Thursday, December 11, 2014

Exhaustion

The antidote to exhaustion is not rest; the antidote to exhaustion is wholeheartedness.

I've had this line running through my head for the last week, and today especially it's been echoing again and again. It's from a talk by David Whyte that I first listened to years ago, and played again last week. When this line comes up, he's just asked a friend/mentor/monk to "talk to me about exhaustion."

I was in my late twenties and living in Santa Barbara when I first heard this, and it didn't mean much to me then because it didn't seem to fit my life of constantly streaming sunlight, bottomless glasses of wine and sporting endeavors in every direction (mountains, sea, soccer fields and tennis courts!). Five+ years, two thousand+ mile moves, and two children later, it resonates so deeply now. Sometimes the endless days of nap-fighting, tantrum-throwing, constant-attention-requiring creatures give way only to endless of nights of hungry babes clinging to my chest. Sometimes, there is no relief.
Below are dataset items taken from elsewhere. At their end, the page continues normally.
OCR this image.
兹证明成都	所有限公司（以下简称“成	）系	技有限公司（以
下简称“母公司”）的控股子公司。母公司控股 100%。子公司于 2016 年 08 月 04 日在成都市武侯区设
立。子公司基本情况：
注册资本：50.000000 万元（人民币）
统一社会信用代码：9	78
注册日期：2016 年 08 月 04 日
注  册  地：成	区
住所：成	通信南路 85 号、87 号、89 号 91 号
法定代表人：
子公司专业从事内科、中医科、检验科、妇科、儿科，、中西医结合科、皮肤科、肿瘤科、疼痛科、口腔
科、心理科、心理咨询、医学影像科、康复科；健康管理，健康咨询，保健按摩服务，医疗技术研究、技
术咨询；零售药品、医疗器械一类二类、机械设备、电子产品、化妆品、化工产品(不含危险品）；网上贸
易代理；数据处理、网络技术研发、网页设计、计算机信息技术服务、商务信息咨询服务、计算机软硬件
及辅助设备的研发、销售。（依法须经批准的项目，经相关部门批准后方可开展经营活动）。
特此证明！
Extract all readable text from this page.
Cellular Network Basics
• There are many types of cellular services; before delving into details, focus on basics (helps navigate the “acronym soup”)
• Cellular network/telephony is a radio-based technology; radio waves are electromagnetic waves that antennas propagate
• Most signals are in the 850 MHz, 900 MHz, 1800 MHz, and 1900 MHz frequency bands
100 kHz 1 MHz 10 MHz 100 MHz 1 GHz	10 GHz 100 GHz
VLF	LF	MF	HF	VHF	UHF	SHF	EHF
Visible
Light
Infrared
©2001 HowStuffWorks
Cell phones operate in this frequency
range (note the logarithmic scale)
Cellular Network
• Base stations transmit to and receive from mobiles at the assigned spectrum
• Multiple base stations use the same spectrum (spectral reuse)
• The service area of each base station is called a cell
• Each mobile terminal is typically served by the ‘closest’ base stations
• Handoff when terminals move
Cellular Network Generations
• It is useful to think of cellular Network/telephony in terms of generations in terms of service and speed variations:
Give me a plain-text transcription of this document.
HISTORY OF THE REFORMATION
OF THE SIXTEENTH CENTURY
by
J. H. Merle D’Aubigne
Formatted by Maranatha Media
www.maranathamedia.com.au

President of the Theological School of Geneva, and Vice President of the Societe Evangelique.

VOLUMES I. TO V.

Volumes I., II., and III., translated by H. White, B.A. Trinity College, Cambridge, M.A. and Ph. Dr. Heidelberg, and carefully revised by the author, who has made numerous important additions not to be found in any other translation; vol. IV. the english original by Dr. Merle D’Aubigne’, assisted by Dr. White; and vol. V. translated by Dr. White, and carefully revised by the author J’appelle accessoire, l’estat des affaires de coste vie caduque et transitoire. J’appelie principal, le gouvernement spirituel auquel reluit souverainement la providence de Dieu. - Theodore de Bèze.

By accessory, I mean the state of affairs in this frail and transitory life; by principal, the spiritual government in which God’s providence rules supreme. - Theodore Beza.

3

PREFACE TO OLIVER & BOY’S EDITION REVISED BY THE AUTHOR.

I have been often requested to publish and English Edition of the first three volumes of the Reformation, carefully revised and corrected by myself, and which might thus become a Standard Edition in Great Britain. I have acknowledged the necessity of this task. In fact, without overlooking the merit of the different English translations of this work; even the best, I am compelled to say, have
Since hearing this line again, though, I've been trying to practice more wholeheartedness in my life. Rather than browsing the apps on my iPhone while nursing Leif, I just nurse Leif. Rather than trying to start a new project or finish an old one while Leif struggles to go to sleep or stay asleep, I give him my full attention and embrace that he is just a baby, learning to live and sleep and even just breathe. When August comes home, rather than trying to clean his room and unclutter the bureau, I play with August. I watch how his little body moves around the room, how his eyelashes flutter against his round cheeks, listen to how he puts together ideas, words and sentences. In the midst of all this, I'm still tired -- but I'm not exhausted. I am wholeheartedly enjoying my boys, their all-too-rapid growth, their fits and starts.



Recently I've found this especially difficult as I struggle with being "just a mom"; with not having an actual career with its concomitant work history that I can point to and say, "this is how far I've come, this is what I've done"; with not having a life here in Stockholm outside of my children, my family, my apartment; without having capitalized on any of that potential my 6th-grade teacher noted on my report card. Sometimes I'm exhausted from all this striving and yearning; but then sometimes, I am wholehearted in loving my boys, in taking care of them, in nursing and nurturing them, in occupying my own life.







(We've discovered another antidote to exhaustion: the toddler getting a mild virus every now and then; he slows down and sleeps early and long.)